Somebody told me, when I came to Nashville
„Are You Sure Hank Done It This Way“, Waylon Jennings
‚Son, you finally got it made
Old Hank made it here
and we’re all sure that you will’
But I don’t think Hank done it this way
Die Revue der prägendsten Köpfe und Ereignisse der Country Music-Geschichte durch die Dekaden wirkt schlüssig, birgt für Genre-Connaisseure aber, zugegeben, wenig Neues. Die biografischen Vignetten einzelner Künstlerinnen und Künstler orientieren sich vor allem an ihren großen Erfolgen beziehungsweise an der für die Geschichtsschreibung relevantesten Phase. So bleiben George Jones’ essenzielle Aufnahmen der fünfziger und sechziger Jahre unterbelichtet. Bei Willie Nelson hätte man sich vor dem kommerziellen Durchbruch mit Red Headed Stranger auch Erwähnungen seiner beiden exzellenten Atlantic-Alben Shotgun Willie und Phases and Stages gewünscht. Der künstlerische Status des texanischen Songwriters Townes Van Zandt macht sich sicherlich nicht nur an Pancho and Lefty fest. Bedeutende Namen wie Johnny Horton, Marty Robbins, Don Gibson, Gene Clark, Glen Campbell, Mickey Newbury, Lucinda Williams, Alison Krauss, Uncle Tupelo oder Cowboy Junkies tauchen erst gar nicht auf. Und bevor das Genre Mitte der neunziger Jahre durch die Alternative-Country-Bewegung um Acts wie Will Oldham, Whiskeytown, Gillian Welch, Jayhawks oder Bright Eyes einen neuen Energiestoß erhielt, endet der gesetzte Zeitstrahl. Platz für weitere acht Folgen also, mindestens.

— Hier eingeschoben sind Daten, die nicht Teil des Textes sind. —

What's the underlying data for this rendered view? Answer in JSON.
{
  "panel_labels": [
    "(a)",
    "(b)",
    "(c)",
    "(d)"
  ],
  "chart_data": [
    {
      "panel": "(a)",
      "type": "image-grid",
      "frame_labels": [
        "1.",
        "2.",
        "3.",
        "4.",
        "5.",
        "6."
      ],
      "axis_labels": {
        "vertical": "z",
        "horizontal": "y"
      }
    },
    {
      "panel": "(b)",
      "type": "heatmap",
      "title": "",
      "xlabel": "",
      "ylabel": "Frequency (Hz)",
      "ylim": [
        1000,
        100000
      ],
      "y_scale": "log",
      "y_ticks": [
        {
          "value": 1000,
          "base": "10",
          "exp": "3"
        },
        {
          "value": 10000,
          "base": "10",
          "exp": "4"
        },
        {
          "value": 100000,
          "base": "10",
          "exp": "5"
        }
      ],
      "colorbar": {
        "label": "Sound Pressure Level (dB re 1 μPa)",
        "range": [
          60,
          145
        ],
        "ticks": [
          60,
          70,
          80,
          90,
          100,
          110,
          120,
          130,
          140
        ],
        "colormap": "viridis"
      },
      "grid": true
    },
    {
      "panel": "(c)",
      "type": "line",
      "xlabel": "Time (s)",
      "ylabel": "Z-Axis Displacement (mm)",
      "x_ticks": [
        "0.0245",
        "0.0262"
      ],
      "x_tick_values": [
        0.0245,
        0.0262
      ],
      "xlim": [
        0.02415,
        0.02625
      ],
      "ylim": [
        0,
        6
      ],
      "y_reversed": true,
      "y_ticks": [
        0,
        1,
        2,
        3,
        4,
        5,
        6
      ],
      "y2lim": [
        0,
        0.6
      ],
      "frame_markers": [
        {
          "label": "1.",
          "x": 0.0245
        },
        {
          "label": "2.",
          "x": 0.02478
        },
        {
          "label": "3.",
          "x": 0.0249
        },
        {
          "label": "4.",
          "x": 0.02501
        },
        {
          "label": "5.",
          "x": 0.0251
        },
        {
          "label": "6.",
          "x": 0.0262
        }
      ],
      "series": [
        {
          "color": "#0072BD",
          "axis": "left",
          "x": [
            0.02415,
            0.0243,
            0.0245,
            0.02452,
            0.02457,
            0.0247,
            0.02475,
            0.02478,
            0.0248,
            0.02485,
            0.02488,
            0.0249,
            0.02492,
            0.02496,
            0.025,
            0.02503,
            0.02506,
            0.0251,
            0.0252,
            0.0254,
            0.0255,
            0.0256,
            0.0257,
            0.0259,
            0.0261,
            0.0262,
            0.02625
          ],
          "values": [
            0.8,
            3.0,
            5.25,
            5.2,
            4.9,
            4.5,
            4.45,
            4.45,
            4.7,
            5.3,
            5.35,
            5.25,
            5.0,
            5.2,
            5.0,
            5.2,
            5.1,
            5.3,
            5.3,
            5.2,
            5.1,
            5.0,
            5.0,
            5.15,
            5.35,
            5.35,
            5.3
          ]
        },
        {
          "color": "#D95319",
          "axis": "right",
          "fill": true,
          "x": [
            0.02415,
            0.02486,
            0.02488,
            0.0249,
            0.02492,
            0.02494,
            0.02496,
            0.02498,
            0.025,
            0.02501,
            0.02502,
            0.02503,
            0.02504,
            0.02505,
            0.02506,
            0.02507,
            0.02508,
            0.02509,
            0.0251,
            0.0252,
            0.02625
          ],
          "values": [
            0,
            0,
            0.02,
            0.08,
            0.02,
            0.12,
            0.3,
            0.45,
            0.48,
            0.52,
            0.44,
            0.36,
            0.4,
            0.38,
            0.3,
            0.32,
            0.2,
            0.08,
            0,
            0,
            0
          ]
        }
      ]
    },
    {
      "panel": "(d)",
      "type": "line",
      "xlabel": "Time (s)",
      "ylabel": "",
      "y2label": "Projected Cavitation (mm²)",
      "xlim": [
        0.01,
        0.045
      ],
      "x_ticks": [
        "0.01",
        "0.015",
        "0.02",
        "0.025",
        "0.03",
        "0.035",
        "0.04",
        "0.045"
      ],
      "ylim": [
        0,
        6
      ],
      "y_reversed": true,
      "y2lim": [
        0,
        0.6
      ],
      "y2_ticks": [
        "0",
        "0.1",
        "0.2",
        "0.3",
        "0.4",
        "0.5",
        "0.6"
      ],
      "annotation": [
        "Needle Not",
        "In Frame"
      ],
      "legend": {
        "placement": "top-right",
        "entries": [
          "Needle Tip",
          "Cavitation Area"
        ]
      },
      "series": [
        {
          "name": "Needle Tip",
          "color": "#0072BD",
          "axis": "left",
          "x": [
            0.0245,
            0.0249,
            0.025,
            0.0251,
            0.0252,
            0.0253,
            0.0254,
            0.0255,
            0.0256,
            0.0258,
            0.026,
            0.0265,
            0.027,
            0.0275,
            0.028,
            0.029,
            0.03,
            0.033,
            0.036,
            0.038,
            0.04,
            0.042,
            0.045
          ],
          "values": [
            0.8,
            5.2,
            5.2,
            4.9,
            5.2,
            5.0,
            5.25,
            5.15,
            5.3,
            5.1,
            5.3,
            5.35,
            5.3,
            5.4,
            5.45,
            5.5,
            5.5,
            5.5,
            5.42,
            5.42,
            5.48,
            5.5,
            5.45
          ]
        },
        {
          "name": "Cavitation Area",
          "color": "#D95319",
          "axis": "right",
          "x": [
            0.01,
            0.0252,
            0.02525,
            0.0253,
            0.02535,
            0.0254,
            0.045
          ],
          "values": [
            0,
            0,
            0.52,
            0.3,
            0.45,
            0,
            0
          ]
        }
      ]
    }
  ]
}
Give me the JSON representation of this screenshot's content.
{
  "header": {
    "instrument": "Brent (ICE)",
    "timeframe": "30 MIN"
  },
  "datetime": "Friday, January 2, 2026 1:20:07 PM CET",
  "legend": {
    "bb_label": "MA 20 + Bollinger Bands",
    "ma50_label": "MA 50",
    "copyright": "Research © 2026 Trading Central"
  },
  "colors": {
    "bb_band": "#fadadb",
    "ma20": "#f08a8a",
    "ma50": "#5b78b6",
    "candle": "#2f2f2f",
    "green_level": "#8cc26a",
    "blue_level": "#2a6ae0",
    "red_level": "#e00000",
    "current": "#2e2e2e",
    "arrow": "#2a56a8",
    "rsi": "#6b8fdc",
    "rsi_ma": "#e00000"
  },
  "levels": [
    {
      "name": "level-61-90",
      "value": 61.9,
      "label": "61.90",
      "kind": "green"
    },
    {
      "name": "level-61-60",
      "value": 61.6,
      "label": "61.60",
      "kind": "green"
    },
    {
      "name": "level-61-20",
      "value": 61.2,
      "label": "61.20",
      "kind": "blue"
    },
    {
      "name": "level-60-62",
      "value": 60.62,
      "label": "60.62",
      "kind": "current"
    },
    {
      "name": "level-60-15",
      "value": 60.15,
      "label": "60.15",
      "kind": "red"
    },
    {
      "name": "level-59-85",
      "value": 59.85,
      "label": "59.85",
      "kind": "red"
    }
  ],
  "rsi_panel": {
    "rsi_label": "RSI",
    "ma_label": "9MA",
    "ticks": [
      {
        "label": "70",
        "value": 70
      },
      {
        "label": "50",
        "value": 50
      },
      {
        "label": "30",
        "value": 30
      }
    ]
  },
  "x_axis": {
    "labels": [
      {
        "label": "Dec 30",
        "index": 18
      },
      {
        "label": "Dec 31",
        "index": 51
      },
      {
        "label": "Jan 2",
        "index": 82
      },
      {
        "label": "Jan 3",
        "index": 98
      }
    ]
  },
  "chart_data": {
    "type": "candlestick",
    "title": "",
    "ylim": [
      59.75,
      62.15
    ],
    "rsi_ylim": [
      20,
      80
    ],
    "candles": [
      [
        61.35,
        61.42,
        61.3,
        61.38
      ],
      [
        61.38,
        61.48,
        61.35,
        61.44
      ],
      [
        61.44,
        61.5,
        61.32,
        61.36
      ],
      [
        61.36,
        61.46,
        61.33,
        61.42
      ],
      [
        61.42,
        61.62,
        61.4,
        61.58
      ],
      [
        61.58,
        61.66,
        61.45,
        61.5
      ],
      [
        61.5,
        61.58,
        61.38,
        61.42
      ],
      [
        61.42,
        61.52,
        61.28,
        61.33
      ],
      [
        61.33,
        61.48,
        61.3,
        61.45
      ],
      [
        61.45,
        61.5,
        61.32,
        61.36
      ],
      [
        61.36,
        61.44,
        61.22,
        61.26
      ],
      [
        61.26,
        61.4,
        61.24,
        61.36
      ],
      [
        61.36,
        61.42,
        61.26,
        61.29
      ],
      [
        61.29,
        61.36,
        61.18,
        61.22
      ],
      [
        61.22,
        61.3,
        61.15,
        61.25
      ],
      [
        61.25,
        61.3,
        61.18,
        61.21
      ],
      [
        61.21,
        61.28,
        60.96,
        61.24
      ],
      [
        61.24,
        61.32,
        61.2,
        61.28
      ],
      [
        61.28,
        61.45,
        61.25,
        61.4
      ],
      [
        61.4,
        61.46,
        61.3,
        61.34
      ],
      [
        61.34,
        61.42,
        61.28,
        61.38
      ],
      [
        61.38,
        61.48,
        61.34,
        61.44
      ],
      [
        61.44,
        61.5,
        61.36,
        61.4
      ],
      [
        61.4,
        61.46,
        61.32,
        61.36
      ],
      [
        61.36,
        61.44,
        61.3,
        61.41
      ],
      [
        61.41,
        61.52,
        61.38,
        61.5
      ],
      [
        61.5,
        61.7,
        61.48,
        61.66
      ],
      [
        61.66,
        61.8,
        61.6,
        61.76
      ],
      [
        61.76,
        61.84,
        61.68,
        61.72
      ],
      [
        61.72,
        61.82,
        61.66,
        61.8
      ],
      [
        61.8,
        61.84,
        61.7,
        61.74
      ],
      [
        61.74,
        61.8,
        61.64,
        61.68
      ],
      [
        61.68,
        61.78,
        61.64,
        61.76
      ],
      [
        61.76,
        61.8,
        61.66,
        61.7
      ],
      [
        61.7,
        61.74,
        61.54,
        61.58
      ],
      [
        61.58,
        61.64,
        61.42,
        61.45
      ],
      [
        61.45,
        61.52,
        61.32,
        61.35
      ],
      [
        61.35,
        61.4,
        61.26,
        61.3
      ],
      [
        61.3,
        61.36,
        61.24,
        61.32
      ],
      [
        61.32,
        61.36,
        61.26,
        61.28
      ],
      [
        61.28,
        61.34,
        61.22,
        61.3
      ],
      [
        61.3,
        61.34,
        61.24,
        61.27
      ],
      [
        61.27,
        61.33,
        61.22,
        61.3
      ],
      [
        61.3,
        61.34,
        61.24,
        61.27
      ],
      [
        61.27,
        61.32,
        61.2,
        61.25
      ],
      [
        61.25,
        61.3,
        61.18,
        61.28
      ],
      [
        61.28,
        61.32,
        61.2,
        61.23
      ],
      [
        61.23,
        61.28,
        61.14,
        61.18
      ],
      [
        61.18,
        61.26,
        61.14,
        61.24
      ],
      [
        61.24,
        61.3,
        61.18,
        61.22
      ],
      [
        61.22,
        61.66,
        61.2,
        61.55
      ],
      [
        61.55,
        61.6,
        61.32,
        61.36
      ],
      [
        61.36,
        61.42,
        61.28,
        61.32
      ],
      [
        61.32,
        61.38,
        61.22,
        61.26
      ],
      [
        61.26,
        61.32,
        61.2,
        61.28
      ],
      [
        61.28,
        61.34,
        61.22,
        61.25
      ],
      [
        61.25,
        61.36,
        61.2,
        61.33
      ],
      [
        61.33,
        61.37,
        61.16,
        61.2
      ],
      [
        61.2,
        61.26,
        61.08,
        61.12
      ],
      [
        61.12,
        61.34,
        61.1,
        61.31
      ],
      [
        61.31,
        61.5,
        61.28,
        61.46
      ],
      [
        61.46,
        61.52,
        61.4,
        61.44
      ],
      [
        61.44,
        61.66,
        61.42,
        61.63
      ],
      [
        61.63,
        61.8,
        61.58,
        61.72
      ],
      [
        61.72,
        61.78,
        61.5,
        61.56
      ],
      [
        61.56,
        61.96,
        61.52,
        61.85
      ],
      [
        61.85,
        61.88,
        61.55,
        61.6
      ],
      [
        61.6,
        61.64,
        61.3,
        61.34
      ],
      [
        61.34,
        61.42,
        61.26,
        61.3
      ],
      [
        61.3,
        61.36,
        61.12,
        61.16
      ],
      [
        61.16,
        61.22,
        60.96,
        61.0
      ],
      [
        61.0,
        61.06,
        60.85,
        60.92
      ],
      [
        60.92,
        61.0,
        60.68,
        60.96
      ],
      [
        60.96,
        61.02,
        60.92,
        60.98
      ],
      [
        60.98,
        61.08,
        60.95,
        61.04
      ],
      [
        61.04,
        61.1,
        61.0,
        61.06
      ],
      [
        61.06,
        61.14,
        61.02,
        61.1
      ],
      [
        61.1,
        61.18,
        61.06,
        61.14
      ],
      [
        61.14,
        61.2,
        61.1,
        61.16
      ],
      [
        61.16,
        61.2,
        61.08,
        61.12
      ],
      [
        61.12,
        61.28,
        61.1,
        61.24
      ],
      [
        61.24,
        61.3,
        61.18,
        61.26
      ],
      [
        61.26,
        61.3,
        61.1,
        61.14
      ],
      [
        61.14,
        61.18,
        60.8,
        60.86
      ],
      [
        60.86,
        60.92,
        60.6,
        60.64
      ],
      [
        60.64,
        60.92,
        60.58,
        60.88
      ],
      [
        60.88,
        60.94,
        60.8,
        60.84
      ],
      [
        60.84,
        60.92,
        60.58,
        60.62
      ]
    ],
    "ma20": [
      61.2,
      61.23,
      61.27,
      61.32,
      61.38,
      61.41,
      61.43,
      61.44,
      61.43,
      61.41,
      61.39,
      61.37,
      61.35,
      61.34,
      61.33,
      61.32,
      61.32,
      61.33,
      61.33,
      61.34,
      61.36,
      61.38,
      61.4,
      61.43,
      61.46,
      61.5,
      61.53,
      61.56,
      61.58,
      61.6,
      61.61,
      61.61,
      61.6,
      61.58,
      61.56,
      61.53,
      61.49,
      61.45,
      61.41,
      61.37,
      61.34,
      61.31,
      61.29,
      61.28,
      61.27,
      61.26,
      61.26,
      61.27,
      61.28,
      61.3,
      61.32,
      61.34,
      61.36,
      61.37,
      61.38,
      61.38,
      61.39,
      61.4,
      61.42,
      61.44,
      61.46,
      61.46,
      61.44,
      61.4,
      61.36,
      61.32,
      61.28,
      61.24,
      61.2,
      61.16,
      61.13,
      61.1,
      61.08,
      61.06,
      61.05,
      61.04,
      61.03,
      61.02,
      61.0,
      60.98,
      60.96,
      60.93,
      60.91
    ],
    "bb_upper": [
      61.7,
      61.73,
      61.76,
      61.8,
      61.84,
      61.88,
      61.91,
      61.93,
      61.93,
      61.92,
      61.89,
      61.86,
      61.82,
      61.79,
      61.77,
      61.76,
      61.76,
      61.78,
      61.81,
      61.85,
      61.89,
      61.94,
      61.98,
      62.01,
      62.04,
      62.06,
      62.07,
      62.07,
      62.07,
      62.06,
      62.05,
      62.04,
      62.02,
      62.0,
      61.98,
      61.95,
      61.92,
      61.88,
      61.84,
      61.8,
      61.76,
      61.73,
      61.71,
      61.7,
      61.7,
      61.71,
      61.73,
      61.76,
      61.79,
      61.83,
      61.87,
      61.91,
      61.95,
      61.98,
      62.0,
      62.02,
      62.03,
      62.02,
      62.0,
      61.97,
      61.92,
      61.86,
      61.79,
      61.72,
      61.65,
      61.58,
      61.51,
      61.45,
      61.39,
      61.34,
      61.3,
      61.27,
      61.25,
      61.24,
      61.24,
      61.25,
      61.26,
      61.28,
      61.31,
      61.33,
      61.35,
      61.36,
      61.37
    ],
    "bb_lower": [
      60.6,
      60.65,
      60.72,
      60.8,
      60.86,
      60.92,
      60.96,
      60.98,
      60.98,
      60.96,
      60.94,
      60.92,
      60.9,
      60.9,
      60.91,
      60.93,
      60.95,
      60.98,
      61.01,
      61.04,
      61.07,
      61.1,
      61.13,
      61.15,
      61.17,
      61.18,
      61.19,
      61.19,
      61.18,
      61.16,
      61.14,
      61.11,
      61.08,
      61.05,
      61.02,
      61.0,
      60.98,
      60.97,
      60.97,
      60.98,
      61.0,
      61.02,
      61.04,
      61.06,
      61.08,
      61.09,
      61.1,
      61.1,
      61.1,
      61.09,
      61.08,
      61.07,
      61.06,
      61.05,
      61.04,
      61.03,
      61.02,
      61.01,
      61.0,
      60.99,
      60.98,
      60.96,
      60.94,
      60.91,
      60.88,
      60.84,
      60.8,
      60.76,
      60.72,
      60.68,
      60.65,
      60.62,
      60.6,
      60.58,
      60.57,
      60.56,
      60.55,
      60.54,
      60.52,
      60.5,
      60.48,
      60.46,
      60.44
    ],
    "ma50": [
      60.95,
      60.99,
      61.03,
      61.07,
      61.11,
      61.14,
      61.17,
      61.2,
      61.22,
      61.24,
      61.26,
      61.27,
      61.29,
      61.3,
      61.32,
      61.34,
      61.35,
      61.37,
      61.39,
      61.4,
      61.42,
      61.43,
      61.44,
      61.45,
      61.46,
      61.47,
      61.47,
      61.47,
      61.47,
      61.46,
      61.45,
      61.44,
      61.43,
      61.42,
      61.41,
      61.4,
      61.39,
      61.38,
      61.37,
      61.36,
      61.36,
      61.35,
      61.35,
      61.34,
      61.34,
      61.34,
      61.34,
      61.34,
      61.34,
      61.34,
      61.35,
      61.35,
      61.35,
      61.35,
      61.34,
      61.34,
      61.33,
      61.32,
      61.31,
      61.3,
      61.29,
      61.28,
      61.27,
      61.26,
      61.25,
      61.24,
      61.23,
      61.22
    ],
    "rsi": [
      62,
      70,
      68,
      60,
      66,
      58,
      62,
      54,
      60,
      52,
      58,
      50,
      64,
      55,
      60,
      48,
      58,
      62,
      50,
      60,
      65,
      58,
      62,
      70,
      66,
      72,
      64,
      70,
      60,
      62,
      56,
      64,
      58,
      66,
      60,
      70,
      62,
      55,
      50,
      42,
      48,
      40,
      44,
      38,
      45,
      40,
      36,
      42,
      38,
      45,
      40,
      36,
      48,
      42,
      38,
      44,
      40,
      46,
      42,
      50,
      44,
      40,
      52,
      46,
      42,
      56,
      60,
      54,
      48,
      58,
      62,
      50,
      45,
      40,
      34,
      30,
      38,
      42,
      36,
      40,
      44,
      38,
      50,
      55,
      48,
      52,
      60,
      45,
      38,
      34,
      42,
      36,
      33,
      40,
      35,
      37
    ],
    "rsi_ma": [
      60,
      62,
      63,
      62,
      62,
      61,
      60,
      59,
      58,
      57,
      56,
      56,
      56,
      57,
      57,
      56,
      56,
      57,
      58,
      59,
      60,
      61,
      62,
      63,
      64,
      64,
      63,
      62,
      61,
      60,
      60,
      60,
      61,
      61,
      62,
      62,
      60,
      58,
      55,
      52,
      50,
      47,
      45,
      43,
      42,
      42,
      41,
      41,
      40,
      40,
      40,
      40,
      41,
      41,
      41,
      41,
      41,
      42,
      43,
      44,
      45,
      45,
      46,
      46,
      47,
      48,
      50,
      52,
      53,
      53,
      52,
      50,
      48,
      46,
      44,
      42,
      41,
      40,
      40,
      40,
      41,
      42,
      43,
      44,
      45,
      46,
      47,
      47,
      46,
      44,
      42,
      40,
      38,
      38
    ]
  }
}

Die souveräne Songauswahl, das faszinierende Foto- und Filmmaterial und die kohärente Einbettung des Narrativs in die Zeitgeschichte genügen indes, den Funken der Begeisterung für diese immens reiche, tröstende und beglückende Musik mit jeder Folge neu zu entfachen. Und gerade in der letzten Episode, die die Zeit von 1984 bis 1996 abdeckt, kann der traditionelle Fan vielleicht noch die eine oder andere neue Entdeckung machen. Wenn etwa Vince Gill auf der Trauerfeier für George Jones seinen musikalischen Abschiedsgruß Go Rest High On That Mountain vor emotionaler Ergriffenheit kaum zu Ende spielen kann, beschlägt einem auch als unvorbereiteter Zuschauer die Brille schnell von innen. Umso freudiger wiederum die Begegnung mit dem Musikvideo zu Country Boy des Saitenvirtuosen Ricky Skaggs, in dem die damals 74-jährige Bluegrass-Legende Bill Monroe gemeinsam mit schwarzen Breakdance-Kids durch einen New Yorker U-Bahn-Wagen steppt. Hier jedenfalls ist Ken Burns’ Utopie von der Musik als generationsübergreifende, farbenblinde, alle Grenzen und Vorurteile überwindende Macht schon Wirklichkeit.